Resolute, Alice walked on. Night had fallen, but still she continued in her search for anything familiar. Guided by the full moon, she wove her way through the dead forest that surrounded her.

"Look...who's...here." said a voice from above.

Alice in a flash of steel grabbed her knife in a double grip and fell into a slightly crouching stance, looking up.

She couldn't see him, just his teeth. A familiar sight.

"Cheshire cat." Alice said, still maintaining her stance.

"Mr. Cheshire cat to you." A wide grin spread across his face, but Alice knew it was just an excuse for him to show off his rows of fangs. Quite the show-off, as always.

"Alice, oh, Alice." The Cheshire Cat said, floating down to perch on a low branch, his body re-materializing. "It's been long."

"Where am I, Cheshire?" Alice barked, "Where are the Queens?"

"Oh, Alice." The Cheshire cat said, disappearing then re-appearing on her shoulder. "Only the Red Queen is left. The White Queen died, but the Red Queen's spite has preserved her it seems."

Alice scoffed. That was totally believable. Her spite preserved her like pickles in a jar, and just as foul.

"What became of the White Queen?"

"She took ill. Rumors say it was poison."

"Poison? Who would do that?"

"Some say it was Red Queen spies." Cheshire flashed his rows of teeth as he tilted his head to the side.

"Can you take me to the Queen, Cheshire?"

"Take you there?! Why...", His eyes widened even larger than Alice thought possible.

"To kill her of course. She's a wicked old hag. Wonderland needs no ruler."
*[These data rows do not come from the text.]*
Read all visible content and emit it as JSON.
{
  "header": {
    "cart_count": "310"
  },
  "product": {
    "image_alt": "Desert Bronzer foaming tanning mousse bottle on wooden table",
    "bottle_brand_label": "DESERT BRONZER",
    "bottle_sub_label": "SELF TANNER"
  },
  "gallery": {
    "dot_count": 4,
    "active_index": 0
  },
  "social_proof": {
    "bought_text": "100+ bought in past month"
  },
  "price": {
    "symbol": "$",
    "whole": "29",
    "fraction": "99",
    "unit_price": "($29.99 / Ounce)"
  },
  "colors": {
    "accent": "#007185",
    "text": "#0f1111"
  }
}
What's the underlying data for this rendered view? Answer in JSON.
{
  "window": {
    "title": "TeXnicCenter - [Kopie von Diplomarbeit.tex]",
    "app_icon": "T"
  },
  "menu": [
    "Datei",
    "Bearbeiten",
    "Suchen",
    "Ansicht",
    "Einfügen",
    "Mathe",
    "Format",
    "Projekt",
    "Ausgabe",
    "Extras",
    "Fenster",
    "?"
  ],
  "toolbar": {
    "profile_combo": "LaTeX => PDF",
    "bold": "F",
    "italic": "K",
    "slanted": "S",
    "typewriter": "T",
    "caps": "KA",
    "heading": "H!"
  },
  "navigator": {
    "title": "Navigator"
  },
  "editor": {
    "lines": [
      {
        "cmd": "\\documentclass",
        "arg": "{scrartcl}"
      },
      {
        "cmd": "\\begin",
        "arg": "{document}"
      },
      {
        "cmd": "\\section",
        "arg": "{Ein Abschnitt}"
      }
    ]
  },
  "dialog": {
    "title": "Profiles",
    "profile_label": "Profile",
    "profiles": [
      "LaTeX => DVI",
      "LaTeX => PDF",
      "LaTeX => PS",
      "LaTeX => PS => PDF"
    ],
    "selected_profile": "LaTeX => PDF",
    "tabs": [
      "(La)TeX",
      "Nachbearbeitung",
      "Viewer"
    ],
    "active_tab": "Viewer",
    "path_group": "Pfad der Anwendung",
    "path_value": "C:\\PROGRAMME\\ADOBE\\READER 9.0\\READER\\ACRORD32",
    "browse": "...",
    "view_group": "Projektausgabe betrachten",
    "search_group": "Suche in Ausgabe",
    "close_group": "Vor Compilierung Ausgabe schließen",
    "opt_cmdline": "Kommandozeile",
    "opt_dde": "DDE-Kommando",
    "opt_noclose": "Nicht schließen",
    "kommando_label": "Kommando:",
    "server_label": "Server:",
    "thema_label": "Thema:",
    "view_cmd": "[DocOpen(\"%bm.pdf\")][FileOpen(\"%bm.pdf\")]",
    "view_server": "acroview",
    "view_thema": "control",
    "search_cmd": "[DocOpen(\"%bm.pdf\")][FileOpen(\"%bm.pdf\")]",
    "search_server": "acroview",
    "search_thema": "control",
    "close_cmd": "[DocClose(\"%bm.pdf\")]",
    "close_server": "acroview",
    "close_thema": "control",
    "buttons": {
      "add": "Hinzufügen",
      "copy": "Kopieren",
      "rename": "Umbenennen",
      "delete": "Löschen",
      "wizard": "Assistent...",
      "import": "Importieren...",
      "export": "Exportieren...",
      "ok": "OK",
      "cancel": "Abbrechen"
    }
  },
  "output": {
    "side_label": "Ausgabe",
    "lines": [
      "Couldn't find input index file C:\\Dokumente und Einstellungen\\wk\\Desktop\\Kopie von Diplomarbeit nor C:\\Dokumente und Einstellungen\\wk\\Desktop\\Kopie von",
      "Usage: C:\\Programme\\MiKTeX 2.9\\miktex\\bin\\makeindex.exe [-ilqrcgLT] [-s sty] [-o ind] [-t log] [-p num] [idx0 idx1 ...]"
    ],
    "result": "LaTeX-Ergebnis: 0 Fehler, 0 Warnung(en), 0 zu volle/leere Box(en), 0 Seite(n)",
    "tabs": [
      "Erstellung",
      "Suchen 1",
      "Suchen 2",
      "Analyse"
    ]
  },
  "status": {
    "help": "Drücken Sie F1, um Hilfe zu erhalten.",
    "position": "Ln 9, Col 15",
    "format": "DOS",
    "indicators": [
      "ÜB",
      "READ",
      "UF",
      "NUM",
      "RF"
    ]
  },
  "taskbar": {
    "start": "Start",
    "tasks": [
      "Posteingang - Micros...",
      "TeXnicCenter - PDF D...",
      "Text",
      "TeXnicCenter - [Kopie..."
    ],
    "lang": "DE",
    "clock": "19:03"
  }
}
Cheshire faded into the night, his voice echoing out;

"I do so like your style."

The Red Palace stood, menacing, even in its delapitated state. Window panes shattered, paint peeling off, bricks falling off the high towers to the ground far below like suicide jumpers.

The collasal trees surrounding the palace appeared devoid of any life. Gnarled, twisted, and hard. The exposed, knotted roots climbed in through the foundation and at the bases of the towers. Dying vines clawed their way desperately up the tower, similar to the souls of fallen pharohs climbing their pyramids to their eternal rest.
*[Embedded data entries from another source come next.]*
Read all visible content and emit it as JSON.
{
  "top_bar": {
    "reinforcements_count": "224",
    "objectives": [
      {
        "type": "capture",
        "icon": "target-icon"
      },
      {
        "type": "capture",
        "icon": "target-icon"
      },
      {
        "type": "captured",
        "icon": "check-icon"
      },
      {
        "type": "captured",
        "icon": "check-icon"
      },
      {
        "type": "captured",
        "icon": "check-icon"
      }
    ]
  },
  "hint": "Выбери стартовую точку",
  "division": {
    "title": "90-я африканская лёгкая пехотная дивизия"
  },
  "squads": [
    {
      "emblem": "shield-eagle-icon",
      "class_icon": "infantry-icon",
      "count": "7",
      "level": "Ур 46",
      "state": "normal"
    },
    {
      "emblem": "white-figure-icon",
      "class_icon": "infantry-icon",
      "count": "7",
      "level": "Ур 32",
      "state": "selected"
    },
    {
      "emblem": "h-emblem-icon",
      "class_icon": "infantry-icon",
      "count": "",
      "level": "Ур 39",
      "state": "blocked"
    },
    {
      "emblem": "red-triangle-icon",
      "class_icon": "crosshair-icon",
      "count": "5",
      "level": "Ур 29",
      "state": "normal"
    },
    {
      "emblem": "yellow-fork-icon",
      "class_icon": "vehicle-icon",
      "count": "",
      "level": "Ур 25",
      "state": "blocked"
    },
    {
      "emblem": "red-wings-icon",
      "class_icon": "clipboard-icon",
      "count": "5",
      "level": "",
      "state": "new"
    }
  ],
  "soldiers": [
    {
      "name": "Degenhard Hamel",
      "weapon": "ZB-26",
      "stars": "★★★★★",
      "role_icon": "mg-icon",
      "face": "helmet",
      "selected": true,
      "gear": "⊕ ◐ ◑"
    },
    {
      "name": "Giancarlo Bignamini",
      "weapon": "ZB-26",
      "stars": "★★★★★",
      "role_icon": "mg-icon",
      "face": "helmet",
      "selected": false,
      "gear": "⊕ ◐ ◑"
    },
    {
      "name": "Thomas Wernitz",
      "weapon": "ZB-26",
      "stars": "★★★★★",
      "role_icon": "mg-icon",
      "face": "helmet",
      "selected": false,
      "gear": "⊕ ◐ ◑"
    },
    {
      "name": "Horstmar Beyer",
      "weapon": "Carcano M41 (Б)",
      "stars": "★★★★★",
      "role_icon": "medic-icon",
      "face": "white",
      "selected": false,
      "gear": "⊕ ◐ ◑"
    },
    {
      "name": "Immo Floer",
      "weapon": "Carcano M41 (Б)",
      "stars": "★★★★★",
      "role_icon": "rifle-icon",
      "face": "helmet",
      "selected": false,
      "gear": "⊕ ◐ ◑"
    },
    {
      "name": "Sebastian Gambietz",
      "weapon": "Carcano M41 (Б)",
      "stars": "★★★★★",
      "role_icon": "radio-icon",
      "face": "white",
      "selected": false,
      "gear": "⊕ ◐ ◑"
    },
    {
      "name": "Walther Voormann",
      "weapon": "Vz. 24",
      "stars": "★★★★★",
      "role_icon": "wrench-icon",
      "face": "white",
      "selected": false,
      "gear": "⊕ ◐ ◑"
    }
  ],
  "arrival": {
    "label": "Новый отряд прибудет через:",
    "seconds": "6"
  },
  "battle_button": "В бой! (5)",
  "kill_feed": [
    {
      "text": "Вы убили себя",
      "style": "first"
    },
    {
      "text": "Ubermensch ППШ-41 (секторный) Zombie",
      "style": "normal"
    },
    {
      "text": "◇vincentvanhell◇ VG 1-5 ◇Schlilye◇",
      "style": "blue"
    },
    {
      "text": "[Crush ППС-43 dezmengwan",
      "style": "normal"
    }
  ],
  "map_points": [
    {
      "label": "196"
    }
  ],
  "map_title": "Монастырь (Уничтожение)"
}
The moat was thick with slime and the rotting bodies of the dead. A thick haze of flies and mosquitos formed deafening clouds over the corpses. Alice had never tried a rotting corpse before, but it seemed a tasty morsel to the bugs.

Alice treaded carefully across the rickety old bridge to the great doors. It was like walking on egg shells, crossing that bridge. Every moan and creak of the wood was like a cry of pain, and equally as annoying.

She walked to the doors, but a sudden pinch in her neck made her stop. Her hand shot to her neck and she pulled the dart out. She tried to inspect the small needle, but her vision blurred and double vision interwove itself as her eyes rolled up and she fell to the ground.